L’étendue bleue menace

de ses vagues voraces

les flancs lourds de mémoire

d’un rafiot bondé d’espoir.

 

Couleur invisible, pure

et transparente, de l’azur

à la nuance la plus sombre

qui engloutit même les ombres.

 

Cobalt, Outremer et Pétrole,

pour ceux privés de parole.

Lavande, Turquoise et Azurine

guident leur odyssée marine.

 

Compactés sur le radeau,

les pieds traînant dans l’eau

un assemblage de carrés

cache des visages angoissés.

 

ORANGE

Face à la chaleur salutaire

d’un soleil sans frontières,

l’éclat des gilets de sauvetage

signale un tout autre message.

 

Cuivre, Corail et Mandarine,

déclinaisons chaleureuses de tons

qui rappellent la vie joyeuse

d’une humanité heureuse.

 

Au crépuscule, le vent se lève,

la barque tangue et se soulève

des mains s’agrippent

au rêve qui se dissipe.

 

GRIS

Les dernières lueurs du jour

mélangent à leur tour

les deux complémentaires

invitant à une ultime prière.

 

Argent, Acier et Plomb

soudent tous ces pions

en tonalités d’hiver

qui ne verront plus la terre.

 

L’horizon s’estompe rapidement

effaçant les traces de l’événement.

Un cabas en plastique vide

flotte comme un signe morbide.

 

NOIR

Le manteau des ténèbres

recouvre le spectacle funèbre,

sauf les étoiles qui scintillent

sur les flots qui s’entortillent.

 

Chavirer du bleu au noir,

vivre de l’aube au soir,

puis mettre le cap sur le glas,

une couleur qui n’existe pas.

 

Aile de corbeau, Fumée et Encre

pour étouffer le cri des membres,

des bouches remplies d’eau,

des corps absorbés par les flots.

 

ROSE

Chair, Cuisse de nymphe et Bonbon

s’exposent sur le ponton.

Soudain un hurlement horrifié

à la vue d’un cabas solitaire abandonné.

 

Je remercie l’artiste Li Fang d’avoir publié ce poème dans sa monographie parue aux Editions SKIRA Paris (2023) à côté de la peinture Traversée No 6, 2019, qui a inspiré ce poème.

 

Sur le thème de la migration, voir aussi N’être d’ici et La migration du flamand rose

Commentaires (6)

Starben Case
25.02.2022

Merci Emeraude pour ton beau commentaire qui continue ce sillage de misères. Il fut un temps où les boat people étaient accueillis. Le rendu de ces couleurs m'a saisi, comme si ces traits de pinceaux tentaient d'effacer la scène.

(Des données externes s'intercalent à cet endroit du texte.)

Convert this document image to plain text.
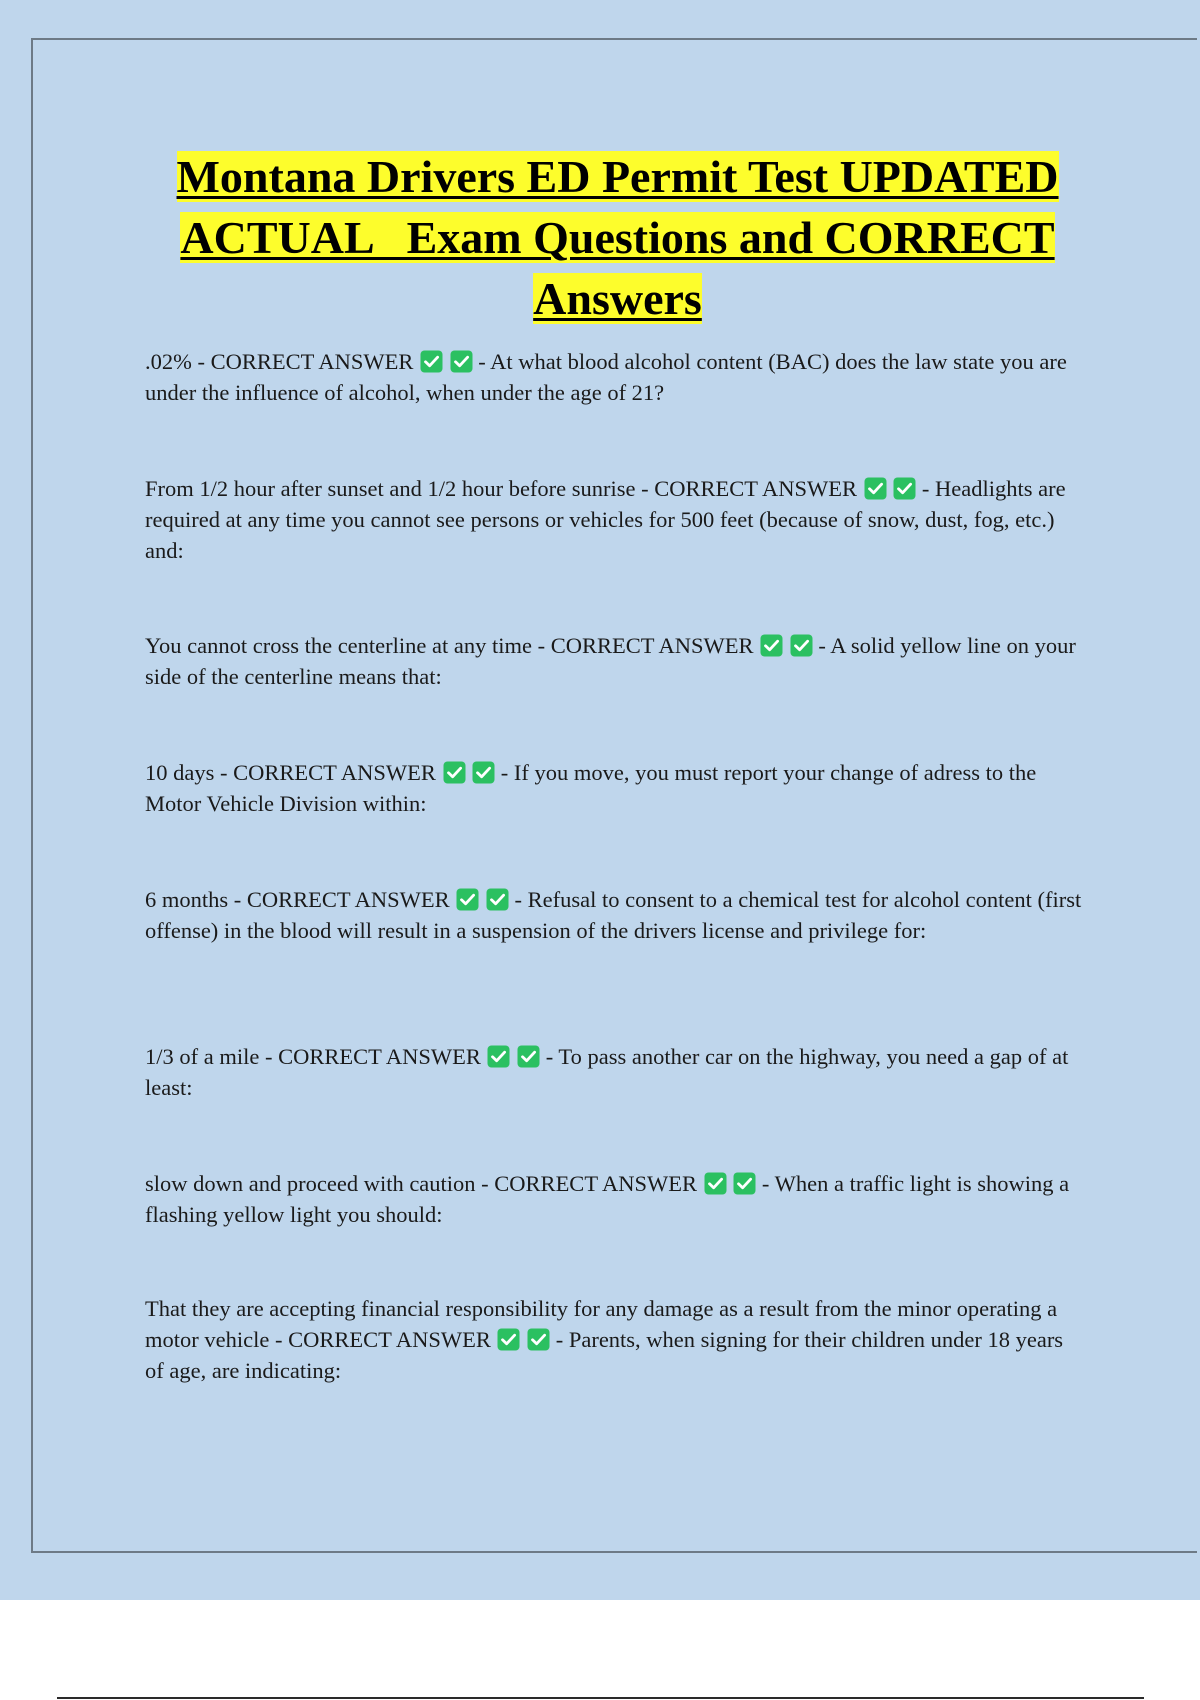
Montana Drivers ED Permit Test UPDATED
ACTUAL   Exam Questions and CORRECT
Answers

.02% - CORRECT ANSWER
	- At what blood alcohol content (BAC) does the law state you are under the influence of alcohol, when under the age of 21?

From 1/2 hour after sunset and 1/2 hour before sunrise - CORRECT ANSWER
	- Headlights are required at any time you cannot see persons or vehicles for 500 feet (because of snow, dust, fog, etc.) and:

You cannot cross the centerline at any time - CORRECT ANSWER
	- A solid yellow line on your side of the centerline means that:

10 days - CORRECT ANSWER
	- If you move, you must report your change of adress to the Motor Vehicle Division within:

6 months - CORRECT ANSWER
	- Refusal to consent to a chemical test for alcohol content (first offense) in the blood will result in a suspension of the drivers license and privilege for:

1/3 of a mile - CORRECT ANSWER
	- To pass another car on the highway, you need a gap of at least:

slow down and proceed with caution - CORRECT ANSWER
	- When a traffic light is showing a flashing yellow light you should:

That they are accepting financial responsibility for any damage as a result from the minor operating a motor vehicle - CORRECT ANSWER
	- Parents, when signing for their children under 18 years of age, are indicating:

Emeraude (Christiane Antoniades-Menge)
23.02.2022

Mosaïque de douleurs. Précipitation du départ. Entassés à la va-vite. Le dernier, pas prévu sur la liste: ses jambes débordent du zodiac; ses pieds tracent le sillon latéral. Les couleurs deviennent des personnages: espoir, volonté, illusion, malchance, glas implacable de la mort. Déchirement de tous les sens. Profondeur noire. Sel des larmes.

Jean Cérien
08.02.2022

J'aime la chaleur du ton des mandarines, elle fait frémir mes petites narines. Poème des migrants méritant le clic j'aime

Starben Case
11.12.2024

Cher Jean, je ne t'ai pas encore répondu... ma tête était restée au large. Les mandarines ne m'inspirent pas encore, mais j'y pense. Promis. Par contre, les émigrés... Voir N'être d'ici. C'est du work-in-progress à travailler. Le principal c'est de l'avoir sorti de ma tête qui était restée en mer.

Webstory
01.02.2022

Une soirée avec Barbara Polla, à la Galerie Analix Forever – Les textes inspirés par cette rencontre sont visibles dans Histoires > Catégories > D’écrire l’artiste (25.01.2022)

Starben Case
01.02.2022

Message pour l'artiste LIFANG: j'ai vu tant de photos dramatiques de migrants mais aucune image m'a ému autant que vos peintures. Merci d'avoir si bien montré les contrastes et paradoxes de cette tragédie au quotidien.